My Life as a Chicken. As told to Ellen A. Kelley. Pictures by Michael Slack. Harcourt. $16.
Only You. By Robin Cruise. Pictures by Margaret Chodos-Irvine. Harcourt. $16.
These books are about as different as picture books can be, but both offer excellent melding of text and illustrations, stories that fit neatly into rhyme, and a great deal of reading satisfaction. Just pick your preference – something weird and hilarious, or something heartfelt and emotionally true – and make your choice. Or choose both books, since most families have quite a range of emotions themselves.
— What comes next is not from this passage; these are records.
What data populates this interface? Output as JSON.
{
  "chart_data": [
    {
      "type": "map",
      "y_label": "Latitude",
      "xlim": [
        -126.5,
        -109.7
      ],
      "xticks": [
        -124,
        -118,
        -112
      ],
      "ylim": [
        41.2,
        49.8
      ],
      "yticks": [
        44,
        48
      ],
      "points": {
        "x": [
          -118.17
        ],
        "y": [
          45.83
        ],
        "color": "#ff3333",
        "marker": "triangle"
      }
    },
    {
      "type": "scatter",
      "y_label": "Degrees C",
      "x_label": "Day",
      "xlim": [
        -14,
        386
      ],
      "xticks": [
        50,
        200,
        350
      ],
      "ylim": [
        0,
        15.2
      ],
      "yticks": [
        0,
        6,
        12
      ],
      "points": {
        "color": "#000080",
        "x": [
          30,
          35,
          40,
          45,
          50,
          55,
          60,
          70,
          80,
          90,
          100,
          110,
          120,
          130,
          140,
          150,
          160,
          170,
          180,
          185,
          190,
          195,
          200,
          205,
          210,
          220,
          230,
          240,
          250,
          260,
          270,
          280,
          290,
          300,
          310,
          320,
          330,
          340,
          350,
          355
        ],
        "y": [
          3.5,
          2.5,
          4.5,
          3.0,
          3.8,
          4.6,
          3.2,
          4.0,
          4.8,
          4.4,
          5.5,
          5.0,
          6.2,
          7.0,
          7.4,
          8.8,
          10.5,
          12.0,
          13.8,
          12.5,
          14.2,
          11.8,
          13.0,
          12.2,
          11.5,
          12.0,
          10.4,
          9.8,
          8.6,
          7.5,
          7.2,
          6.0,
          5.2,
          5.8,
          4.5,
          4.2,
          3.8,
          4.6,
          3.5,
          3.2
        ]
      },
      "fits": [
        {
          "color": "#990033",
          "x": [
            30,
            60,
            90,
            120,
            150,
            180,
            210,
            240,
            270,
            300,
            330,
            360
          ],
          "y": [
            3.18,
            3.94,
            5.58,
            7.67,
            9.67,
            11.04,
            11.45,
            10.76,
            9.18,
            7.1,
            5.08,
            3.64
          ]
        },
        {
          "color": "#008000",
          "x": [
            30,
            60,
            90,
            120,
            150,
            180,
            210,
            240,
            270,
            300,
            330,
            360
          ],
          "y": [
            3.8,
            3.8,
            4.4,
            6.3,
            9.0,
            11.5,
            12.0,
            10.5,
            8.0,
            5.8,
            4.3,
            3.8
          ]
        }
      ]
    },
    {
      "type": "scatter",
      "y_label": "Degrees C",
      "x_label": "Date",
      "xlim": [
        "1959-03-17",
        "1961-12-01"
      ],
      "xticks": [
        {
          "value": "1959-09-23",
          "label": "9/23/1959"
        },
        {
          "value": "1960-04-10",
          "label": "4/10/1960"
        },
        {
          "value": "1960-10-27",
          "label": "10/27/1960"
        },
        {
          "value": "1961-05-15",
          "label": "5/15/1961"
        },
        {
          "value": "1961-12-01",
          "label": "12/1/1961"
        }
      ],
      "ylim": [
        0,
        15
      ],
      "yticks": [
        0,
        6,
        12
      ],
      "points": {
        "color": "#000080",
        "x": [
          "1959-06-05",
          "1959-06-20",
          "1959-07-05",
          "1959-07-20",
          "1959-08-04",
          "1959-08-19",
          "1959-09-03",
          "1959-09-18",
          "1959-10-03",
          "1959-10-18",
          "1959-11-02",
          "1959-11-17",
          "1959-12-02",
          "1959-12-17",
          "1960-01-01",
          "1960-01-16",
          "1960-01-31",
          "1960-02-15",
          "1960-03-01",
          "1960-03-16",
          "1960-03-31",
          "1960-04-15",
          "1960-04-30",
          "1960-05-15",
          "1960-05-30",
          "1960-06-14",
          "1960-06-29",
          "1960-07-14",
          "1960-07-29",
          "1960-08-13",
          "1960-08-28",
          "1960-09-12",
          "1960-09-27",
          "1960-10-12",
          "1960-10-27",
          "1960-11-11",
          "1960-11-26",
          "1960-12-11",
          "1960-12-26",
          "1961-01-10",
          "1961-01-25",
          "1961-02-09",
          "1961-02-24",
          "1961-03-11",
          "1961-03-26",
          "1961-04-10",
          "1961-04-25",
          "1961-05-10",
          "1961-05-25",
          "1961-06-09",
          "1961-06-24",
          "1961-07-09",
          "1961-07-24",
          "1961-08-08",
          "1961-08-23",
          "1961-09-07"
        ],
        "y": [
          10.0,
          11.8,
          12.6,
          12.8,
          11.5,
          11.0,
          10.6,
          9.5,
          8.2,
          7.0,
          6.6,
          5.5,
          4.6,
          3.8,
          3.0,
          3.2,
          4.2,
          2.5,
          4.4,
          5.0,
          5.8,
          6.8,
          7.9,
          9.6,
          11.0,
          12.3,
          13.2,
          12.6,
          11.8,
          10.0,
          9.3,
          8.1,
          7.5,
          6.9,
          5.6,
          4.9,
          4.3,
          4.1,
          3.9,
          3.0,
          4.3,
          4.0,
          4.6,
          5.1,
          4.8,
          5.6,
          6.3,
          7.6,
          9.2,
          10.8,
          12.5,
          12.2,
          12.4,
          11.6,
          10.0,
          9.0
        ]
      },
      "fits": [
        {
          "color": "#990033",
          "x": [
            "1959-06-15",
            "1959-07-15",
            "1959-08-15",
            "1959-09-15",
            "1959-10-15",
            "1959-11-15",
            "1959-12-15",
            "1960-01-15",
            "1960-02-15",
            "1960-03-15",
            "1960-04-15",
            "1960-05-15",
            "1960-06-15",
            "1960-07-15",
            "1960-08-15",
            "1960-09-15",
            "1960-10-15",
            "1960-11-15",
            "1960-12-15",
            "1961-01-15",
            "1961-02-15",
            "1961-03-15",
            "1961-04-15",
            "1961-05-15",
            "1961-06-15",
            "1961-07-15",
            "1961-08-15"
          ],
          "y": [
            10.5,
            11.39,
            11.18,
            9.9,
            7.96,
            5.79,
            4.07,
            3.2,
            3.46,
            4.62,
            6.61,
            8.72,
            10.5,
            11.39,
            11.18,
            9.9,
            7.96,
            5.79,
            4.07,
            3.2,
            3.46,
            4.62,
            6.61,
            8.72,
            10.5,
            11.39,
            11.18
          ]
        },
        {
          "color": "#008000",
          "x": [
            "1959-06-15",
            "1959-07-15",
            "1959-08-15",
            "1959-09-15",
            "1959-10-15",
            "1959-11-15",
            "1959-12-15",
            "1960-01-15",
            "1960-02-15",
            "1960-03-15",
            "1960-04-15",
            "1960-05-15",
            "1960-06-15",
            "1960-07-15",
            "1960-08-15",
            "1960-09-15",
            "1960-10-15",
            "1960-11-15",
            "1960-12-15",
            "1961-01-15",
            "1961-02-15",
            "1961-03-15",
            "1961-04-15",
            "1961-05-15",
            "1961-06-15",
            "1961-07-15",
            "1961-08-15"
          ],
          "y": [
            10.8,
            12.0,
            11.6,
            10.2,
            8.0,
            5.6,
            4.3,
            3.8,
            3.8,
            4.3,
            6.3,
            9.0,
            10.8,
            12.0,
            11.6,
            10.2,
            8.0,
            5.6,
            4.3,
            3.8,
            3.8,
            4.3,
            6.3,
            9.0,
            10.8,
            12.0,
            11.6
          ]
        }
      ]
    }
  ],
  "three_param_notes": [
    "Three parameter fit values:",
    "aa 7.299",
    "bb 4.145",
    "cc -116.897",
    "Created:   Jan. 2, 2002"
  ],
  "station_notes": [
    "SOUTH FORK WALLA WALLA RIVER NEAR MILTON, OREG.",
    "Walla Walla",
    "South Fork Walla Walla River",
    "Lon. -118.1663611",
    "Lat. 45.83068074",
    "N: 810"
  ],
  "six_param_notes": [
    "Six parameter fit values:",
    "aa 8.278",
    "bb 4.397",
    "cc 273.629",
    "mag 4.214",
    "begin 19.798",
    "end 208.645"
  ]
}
My Life as a Chicken is the story of Pauline Poulet “as told to Ellen A. Kelley,” and Kelley certainly does tell it. Pauline hatches, grows to maturity (very quickly), and sets about her daily work of laying eggs. All is well for a while. Then: “But round my roost I hear suspicious/ words like ‘Chicken pie, delicious.’/ Has Farmer hatched a crafty plan/ to throw me in a frying pan?” With a loud “Bawwwk!” Pauline escapes, and then it’s “perils of Pauline” time (even if kids and many parents won’t realize that the phrase refers to an old-time series of adventures with a cliff-hanger at the end of every one). There’s the run through the woods, the encounter with the tornado, the soaking in the ocean, the capture by pirate cats, the escape in a hot-air balloon, and more – all to the tune of this resourceful hen’s repeated cry, “Pauline, Prevail!” And prevail she eventually does, finding a happy home at last in an ending as unbelievable (but satisfying) as everything else here. Highly satisfying, too, are the pictures by Michael Slack, without which My Life as a Chicken would not have nearly so much charm. The expressiveness of Pauline’s eyes is a wonder to behold, and the perils she faces are drawn with great style, from the huge-headed and toothy fox…to the evil-eyed octopus (apparently with only five arms, though, which would make it a pentapus)…to the one-eyed, peg-legged pirate cook.
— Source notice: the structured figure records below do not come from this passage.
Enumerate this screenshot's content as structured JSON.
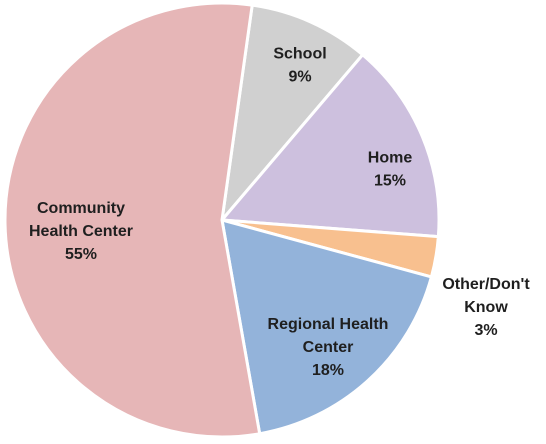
{
  "chart_data": {
    "type": "pie",
    "title": "",
    "slices": [
      {
        "label_lines": [
          "School",
          "9%"
        ],
        "value": 9,
        "color": "#d0d0d0"
      },
      {
        "label_lines": [
          "Home",
          "15%"
        ],
        "value": 15,
        "color": "#cdc0de"
      },
      {
        "label_lines": [
          "Other/Don't",
          "Know",
          "3%"
        ],
        "value": 3,
        "color": "#f8c08f"
      },
      {
        "label_lines": [
          "Regional Health",
          "Center",
          "18%"
        ],
        "value": 18,
        "color": "#93b3da"
      },
      {
        "label_lines": [
          "Community",
          "Health Center",
          "55%"
        ],
        "value": 55,
        "color": "#e6b6b7"
      }
    ],
    "start_angle_deg": 8
  }
}
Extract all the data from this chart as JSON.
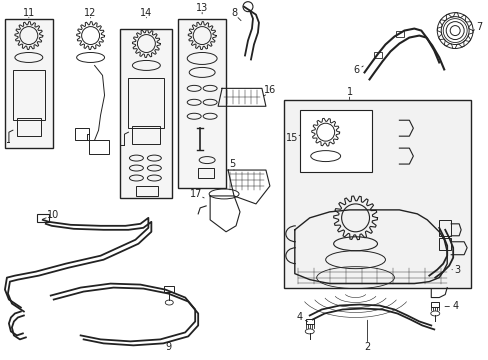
{
  "bg_color": "#ffffff",
  "lc": "#222222",
  "fig_width": 4.89,
  "fig_height": 3.6,
  "dpi": 100
}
Margaret Chodos-Irvine brings an entirely different sense of style to the pictures in Only You, a simple and lovely book about the many ways a parent loves a child. Everything here is done in gentle curves – there’s not a hard edge in the book, and that makes perfect sense. Colors are gentle, too, attractive but not too bright. And the simple expressiveness of a child’s joy, sleepiness or loving cuddle is beautifully shown through stylized faces that brim with real emotion. Robin Cruise’s text goes well with the pictures, but it is almost as if the words illustrate the portrayals of characters rather than the other way around: “I love your laugh, your frown, your grin./ I love you from the outside in!” Chodos-Irvine’s pictures combine techniques from several forms of printmaking to create something that is new, striking, highly attractive, and a perfect fit for this gentle tale of the multifaceted love between parent and child.